How did we even manage to live our day-to-day lives in the last century? Everything was so… difficult! And inefficient! I'm so old, I remember way back to the time when one had to go to the television set to change the channel to one of the two other networks. Cameras and computers were completely separate from the devices on which we placed and received calls, because telephones were attached to walls. Cars did not drive themselves. "Navigation" meant unfolding a paper map and planning your route. Parking meters required coins. One had to visit the bank to get cash, and write checks to pay bills.
I have been an adult since the 1990s, and during my time as one, technology has greatly improved how we accomplish so many tasks. I don't take most of these efficiencies for granted. I've been thinking about this a lot lately. Here are several examples that prove our dreams really have come true. Or at least, mine have. A few of them, anyway.
Last week, I spent ten minutes ordering groceries from Harris Teeter's website, then after work I drove into a special lane at the store and a nice young man filled my trunk with groceries and I never had to leave my car. Compared to 30-45 minutes of searching for items in the store and waiting to check out behind that one person who still writes a check and then loading the groceries myself, the $4.95 service fee for their Express Lane shopping is money well spent.
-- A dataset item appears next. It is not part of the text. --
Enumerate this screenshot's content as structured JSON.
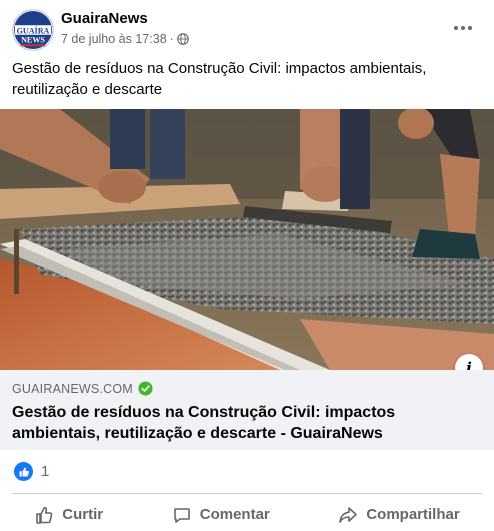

And yes, I know home grocery delivery has been available for years (I've used it), but this is the next best thing. If this had been available when my boys were babies, I could have maximized all that driving around I did, hoping they'd stop crying and sleep, and completed grocery shopping at the same time.
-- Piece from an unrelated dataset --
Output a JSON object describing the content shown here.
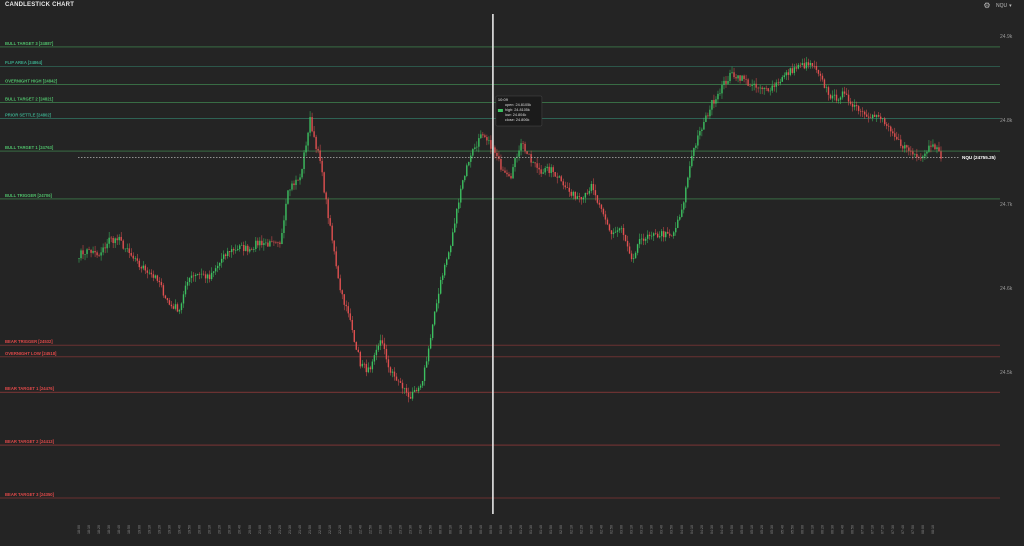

When Seth was little, a visionary opened a drive-thru convenience store near where we lived. It was further away than the grocery store, but they had milk, and many other necessities such as Oreos and potato chips. We would go there at least once a week when we had a need for milk. And necessities. Sadly, others did not embrace the genius behind this business model, and it closed after a short time. We were devastated.
Or this: Yesterday at work, I thought to myself, I'm out of cotton balls and face powder and have been meaning to order baking parchment and AA batteries. I ordered these items through Amazon Prime and the delivery arrived in my carport that same day before 9pm for no additional fee beyond the Prime annual membership fee. It has long been the case that if you pay enough money, you can have anything delivered to your home, but when you can have those things brought to your house just as you're cleaning up dinner, that's a win.
Can we all marvel for just a moment that this amazingness is possible through the magic of the internet? From the computer on your desk to the tiny handheld one in your pocket that also functions as a mobile communications device, you can think of something and immediately access the internet to make it happen.
Just when you think it can't get any better, there's this:
That's my view from the parking spot at the back door of my local Chick-fil-A. One can use a smartphone app to order ahead and pay, and a friendly associate brings your food right out to your car. No one loves a drive-thru more than I do, but my closest Chick-fil-A doesn't have one. Now, it's easier than ever for me to indulge in my favorite breakfast treat, Chick-n-Minis. (It's my exclusive go-to since McDonald's removed the Southern Style Chicken Biscuit from their menu without asking me first.)
These are but a few of so many examples. It's true that most of these "marvels" have been around for years in some form or another. It's just that when you step back and think about how we live our daily lives, well, it's just amazing how much and how quickly things have changed (and, I'd say, improved) in recent years.
I don't care what that one presidential candidate says. You can't tell me American isn't great! It is! These are wonderful times to be alive.